Hij slaapt hier beter dan onder die witte lakens in de stad.
Je bent hier niet zover uit het leven vandaan.
Daarginds was het, alsof er geen leven was.
En al dat Hollandse gepraat is steenkoud.
Hier hoor je ’n ziel praten en kun je om lachen, daarginds lacht bijna geen mens.
Néé, ik wil nooit een stadse worden, geef mij maar – plat – het plat van moe’der.
En ’n echte Gelderse worst.
Hier smaakt de bloedworst als daar de ham.
Maar dit is lekkerder, het eigen ónze is beter!

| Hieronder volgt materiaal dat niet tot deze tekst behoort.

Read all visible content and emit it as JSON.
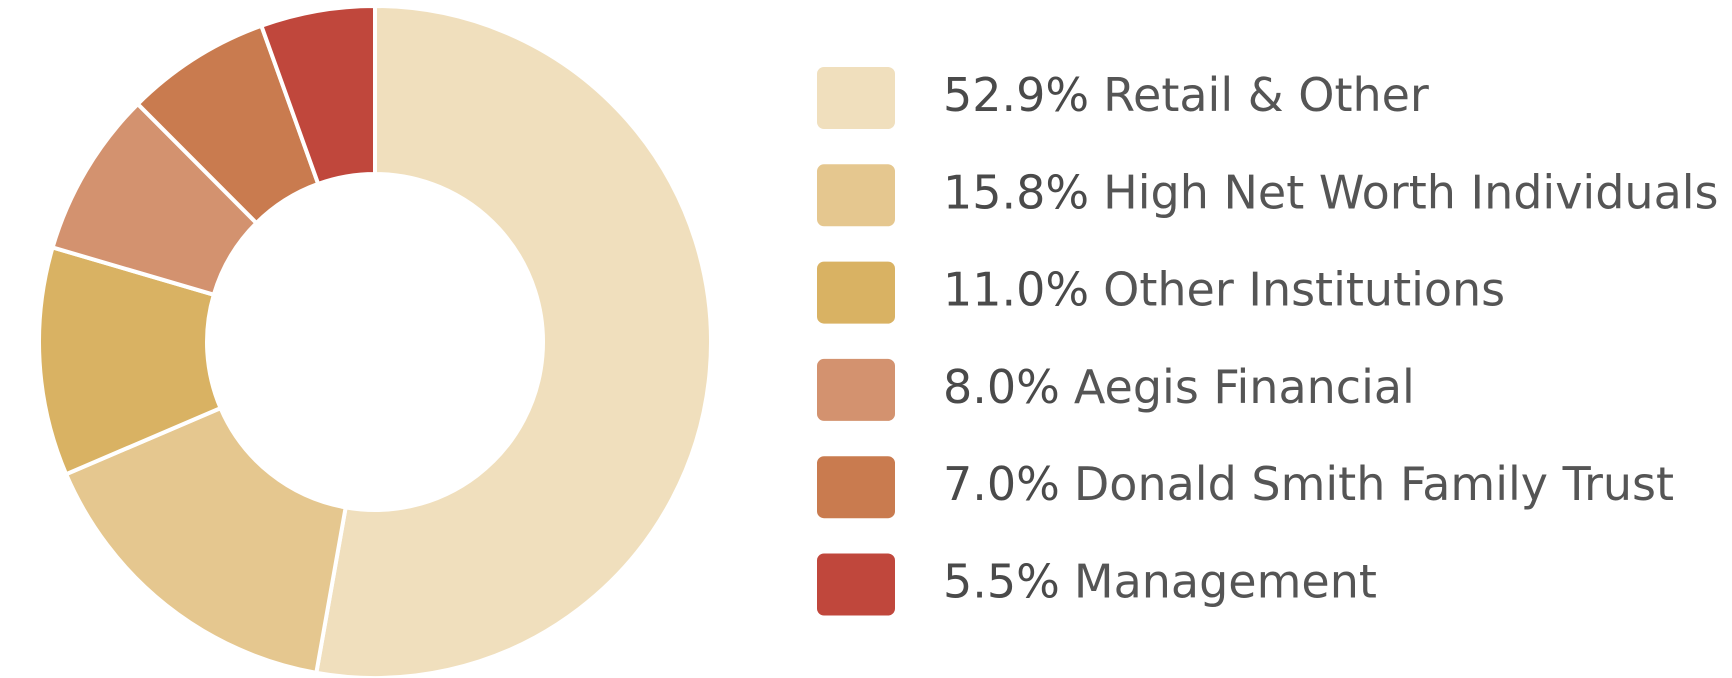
{
  "chart_data": {
    "type": "pie",
    "categories": [
      "Retail & Other",
      "High Net Worth Individuals",
      "Other Institutions",
      "Aegis Financial",
      "Donald Smith Family Trust",
      "Management"
    ],
    "values": [
      52.9,
      15.8,
      11.0,
      8.0,
      7.0,
      5.5
    ],
    "value_labels": [
      "52.9%",
      "15.8%",
      "11.0%",
      "8.0%",
      "7.0%",
      "5.5%"
    ],
    "colors": [
      "#f0dfbd",
      "#e5c78f",
      "#d9b263",
      "#d3926f",
      "#c97b4f",
      "#c0473c"
    ]
  }
}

Maar ... Onze-Lieve-Heer: Giij wod wel bedank, Jeus is eerlik gebléve!
Opnieuw werden al de Onzevaders van Crisje verhoord!
En vader Wageman, Jeus, je gelooft het niet, is veranderd.
Maar dat hoor je morgen of overmorgen wel van Crisje.
En nu gaat er ’n nieuw leven beginnen.
Of, is dit slechts ’n stapje verder?
En toch, velen geloven het.
Allen zijn gelukkig, Jeus en Hendrik en Gerritje zijn nu je bankiers.
Hoe bestaat het, maar je zult het beleven!
Jammer is het, dat de burgemeester „Vaste-Aoved” verboden heeft.
Ook is het jammer, dat er nu geen kermis gehouden wordt, want er zijn centjes zat.
De oorlog eist bedachtzaamheid, Jeus, maar je zult heus je pretje nog wel krijgen.
Van eiges ... dat heb je zelf in handen!